En cuanto accionamos el sistema que daba energía al portal pude sentir como la magia comenzaba a fluir hacia tanto el propio portal como el atril, caminé para posicionarme frente a ambos elementos y observar su “despertar” ignorando la piedra seguida de un cuerpo que atravesaron la energía que comenzaba a acumularse en el anillo. No tardo mucho más en aparecer en el atril una ilusión que parecía preguntarnos por una especie de contraseña... la idea de que nos preguntaba por un código de activación llego casi al momento a mi cabeza y al momento baje la mirada en diagonal al suelo para a toda velocidad recorrer mis memorias en busca de algún dato útil.
- O quizás primero nos pida un código dejado entre los draconidos para evitar que cualquier pudiera usar armas tan poderosas en su contra -respondí a Athelia en mitad de esas cavilaciones prácticamente de una forma automática, entonces el hobgoblin respondió ante las interrogantes de Desdemona subí la mirada un segundo, luego crucé miradas con Athelia- O ambos tenemos razón... -y es que era inteligente, pero no por ello significaba que lo supiera todo, muchas veces otros me daban las pistas que necesitaba y en esta ocasión fue una de esas, a veces tener la cabeza llena de conocimiento te hace divagar entre muchas posibilidades, por eso mismo en cuanto Nokzo menciono el diario todos mis pensamientos tuvieron un alto, me llevé la mano a la bolsa pequeña que llevaba en el cinto a mi espalda y en un rápido movimiento saque el libro abriéndolo para pasar páginas a toda velocidad, había leído el libro docenas de veces ya, creía saber donde encontrar lo que buscaba.
No resultó difícil encontrar el código, pues desde que se arrancaron dos de las páginas siguientes el libro se cerraba dejando un espacio, dejando una guía de lectura permanente. Tenía el código memorizado, pero igualmente consultó el libro, una actividad rutinario que parecía gustarle.
Tras tomarse su tiempo como si sus vidas no dependieran de ello, pulsó las runas, que emitían un brillo blanco intenso y un sonido*, cada cual distinto, señal de que había sido seleccionada. El brillo blanco duraba poco, pudiendo ser pulsada de nuevo si se repetía a lo largo del código.
En cuando seleccionó la ultima de las runas, aguardó un poco, esperando a que el artefacto procesara la información, pero sabía que lo había hecho bien, solo esperaba que los héroes de Arkhosia no se hubieran equivocando al dejar ese mensaje para ellos, el futuro.
Finalmente en el marco del anillo de piedra se materializó un portal mágico.
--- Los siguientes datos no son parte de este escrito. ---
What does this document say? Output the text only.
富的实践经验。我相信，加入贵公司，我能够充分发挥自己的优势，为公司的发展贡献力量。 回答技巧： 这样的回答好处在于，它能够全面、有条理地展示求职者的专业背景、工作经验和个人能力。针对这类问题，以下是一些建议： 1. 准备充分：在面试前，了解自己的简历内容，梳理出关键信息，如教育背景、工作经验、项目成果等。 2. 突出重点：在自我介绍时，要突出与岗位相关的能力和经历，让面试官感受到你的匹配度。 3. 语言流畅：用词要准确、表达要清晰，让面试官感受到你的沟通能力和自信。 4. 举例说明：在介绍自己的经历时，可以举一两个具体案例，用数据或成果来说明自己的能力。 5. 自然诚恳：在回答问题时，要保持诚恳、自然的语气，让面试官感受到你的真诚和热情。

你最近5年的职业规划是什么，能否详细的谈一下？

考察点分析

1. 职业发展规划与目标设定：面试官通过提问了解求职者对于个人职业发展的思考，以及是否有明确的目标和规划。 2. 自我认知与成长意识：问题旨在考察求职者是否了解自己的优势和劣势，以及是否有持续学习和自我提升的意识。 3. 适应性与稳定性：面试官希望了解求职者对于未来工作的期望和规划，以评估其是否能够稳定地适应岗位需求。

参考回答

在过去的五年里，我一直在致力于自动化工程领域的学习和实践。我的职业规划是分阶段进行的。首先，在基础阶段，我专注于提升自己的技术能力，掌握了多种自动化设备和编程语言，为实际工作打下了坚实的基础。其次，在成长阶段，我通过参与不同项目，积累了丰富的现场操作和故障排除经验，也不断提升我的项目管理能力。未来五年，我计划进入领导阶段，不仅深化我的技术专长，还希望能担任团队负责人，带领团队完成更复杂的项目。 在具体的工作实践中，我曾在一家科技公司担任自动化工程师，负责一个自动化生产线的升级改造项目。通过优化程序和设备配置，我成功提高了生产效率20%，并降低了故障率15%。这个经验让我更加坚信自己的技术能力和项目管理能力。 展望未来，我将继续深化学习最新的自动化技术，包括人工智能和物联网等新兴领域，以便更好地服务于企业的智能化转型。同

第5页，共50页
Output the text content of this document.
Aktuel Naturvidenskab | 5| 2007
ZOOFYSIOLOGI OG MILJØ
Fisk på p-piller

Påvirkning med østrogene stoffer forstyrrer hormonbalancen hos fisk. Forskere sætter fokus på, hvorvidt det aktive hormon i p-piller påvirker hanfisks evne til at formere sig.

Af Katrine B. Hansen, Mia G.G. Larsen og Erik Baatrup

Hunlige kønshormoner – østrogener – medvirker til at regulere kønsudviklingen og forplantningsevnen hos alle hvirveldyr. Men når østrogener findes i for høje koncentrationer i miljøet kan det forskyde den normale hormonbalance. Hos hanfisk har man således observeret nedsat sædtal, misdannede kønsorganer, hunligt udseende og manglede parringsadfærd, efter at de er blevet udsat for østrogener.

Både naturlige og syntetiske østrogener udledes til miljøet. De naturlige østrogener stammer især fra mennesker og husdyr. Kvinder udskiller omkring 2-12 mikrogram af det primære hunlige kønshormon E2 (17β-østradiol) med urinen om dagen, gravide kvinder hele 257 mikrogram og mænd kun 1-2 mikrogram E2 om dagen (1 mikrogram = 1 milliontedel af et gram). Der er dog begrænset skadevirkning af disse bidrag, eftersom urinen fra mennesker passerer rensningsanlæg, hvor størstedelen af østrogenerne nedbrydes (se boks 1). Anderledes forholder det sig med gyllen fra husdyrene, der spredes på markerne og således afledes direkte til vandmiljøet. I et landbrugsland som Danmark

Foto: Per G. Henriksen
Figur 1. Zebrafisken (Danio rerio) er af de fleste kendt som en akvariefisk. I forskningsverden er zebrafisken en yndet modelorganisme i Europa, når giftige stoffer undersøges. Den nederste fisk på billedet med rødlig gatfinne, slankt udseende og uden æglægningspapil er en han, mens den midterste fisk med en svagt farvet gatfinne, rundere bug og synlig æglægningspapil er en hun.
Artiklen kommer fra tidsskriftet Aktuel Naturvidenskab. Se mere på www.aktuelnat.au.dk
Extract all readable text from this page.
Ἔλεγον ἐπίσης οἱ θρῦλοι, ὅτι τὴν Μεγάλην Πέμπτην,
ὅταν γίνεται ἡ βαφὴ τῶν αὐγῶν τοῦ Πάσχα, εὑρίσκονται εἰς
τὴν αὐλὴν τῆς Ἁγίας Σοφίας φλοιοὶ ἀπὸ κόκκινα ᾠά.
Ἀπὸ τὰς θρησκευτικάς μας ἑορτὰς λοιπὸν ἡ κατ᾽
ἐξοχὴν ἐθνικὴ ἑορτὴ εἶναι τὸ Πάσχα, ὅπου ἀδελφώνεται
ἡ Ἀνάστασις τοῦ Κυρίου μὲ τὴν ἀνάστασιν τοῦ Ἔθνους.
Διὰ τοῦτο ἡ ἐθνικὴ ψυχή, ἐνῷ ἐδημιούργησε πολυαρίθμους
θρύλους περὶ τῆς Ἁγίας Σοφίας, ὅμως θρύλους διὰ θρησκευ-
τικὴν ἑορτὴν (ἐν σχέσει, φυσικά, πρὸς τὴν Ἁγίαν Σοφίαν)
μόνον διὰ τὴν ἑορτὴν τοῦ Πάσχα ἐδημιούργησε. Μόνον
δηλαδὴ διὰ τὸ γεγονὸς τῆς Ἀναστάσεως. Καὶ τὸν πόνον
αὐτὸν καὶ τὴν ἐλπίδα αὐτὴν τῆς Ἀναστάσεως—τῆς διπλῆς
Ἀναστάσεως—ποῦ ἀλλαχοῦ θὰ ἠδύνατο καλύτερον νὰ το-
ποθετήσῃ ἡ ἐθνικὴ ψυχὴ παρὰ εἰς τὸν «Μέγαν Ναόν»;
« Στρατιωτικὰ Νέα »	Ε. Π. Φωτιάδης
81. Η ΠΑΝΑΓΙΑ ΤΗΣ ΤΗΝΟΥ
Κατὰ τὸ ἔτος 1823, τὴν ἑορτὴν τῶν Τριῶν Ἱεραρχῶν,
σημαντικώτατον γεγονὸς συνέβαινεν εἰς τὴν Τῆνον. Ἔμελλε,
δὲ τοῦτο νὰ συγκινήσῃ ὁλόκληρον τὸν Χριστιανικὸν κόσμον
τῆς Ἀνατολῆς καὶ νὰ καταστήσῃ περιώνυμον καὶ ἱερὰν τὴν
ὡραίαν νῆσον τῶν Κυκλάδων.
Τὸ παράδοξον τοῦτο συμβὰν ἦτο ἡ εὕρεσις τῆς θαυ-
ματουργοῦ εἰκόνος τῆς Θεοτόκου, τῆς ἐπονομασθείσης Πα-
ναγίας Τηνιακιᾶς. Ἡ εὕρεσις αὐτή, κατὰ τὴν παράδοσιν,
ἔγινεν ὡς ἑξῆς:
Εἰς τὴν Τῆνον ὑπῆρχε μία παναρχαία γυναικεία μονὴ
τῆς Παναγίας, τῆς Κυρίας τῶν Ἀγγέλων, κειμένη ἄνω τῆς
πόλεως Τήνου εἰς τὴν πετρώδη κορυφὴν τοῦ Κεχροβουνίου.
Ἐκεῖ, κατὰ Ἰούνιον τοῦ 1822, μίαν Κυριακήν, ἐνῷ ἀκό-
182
Algunos eran como estanques traslúcidos de agua, que dejaban ver el destino como una sala adyacente, o eran vórtices de colores con los que intuías al plano que conectaba.
Este debía ser de los del primer tipo, pero no había luz al otro lado.
*Con interpretación se podría memorizar también el código.
Nokzo se adelantó a lo que el grupo pensaba y encendió una de sus antorchas, dispuesto a lanzarla al otro lado. La antorcha atravesó sin problema el portal e iluminó la sala a la que conectaba, por lo que no era un portal desintegrador que llevara al la muerte del vacío.
-Más ruinas, pero quizás tener una salida. -Una vez más el goblin demostró cierta inteligencia pragmática.
La gnoma hizo caso a las instrucciones de Desdemona y poco a poco se fue calmando... - Gracias. - Le dijo, tratando de componer una sonrisa. Aunque esa vez no le salio tan bien como otras veces. Empezaba a no salirle demasiado bien fingir que estaba bien. Y eso la preocupaba un poco.
De todos modos se sentia mejor. Mientras se recuperaba Albedo consiguió abrir el portal que tenia el aspecto de un estanque de agua en vertical. Daba una sensación extraña...
Y nuestro querido Nokzo lanzó una antorcha al otro lado para iluminar la estancia con la que conectaba. Agarró al goblin del brazo como si fueran a dar un tranquilo paseo por el bosque y le dijo. - No parece haber peligro al otro lado. Nos vamos?
-¡No me dejéis aquí! Mi lealtad está con la Mano Roja pero no tanto como para morir enterrado. Soltadme y juro por mi honor que combatiré a vuestro lado como uno más. Permitidme morir combatiendo al menos. -No había duda en sus palabras y los hobgoblins se tomaban muy en serio sus juramentos y códigos de honor.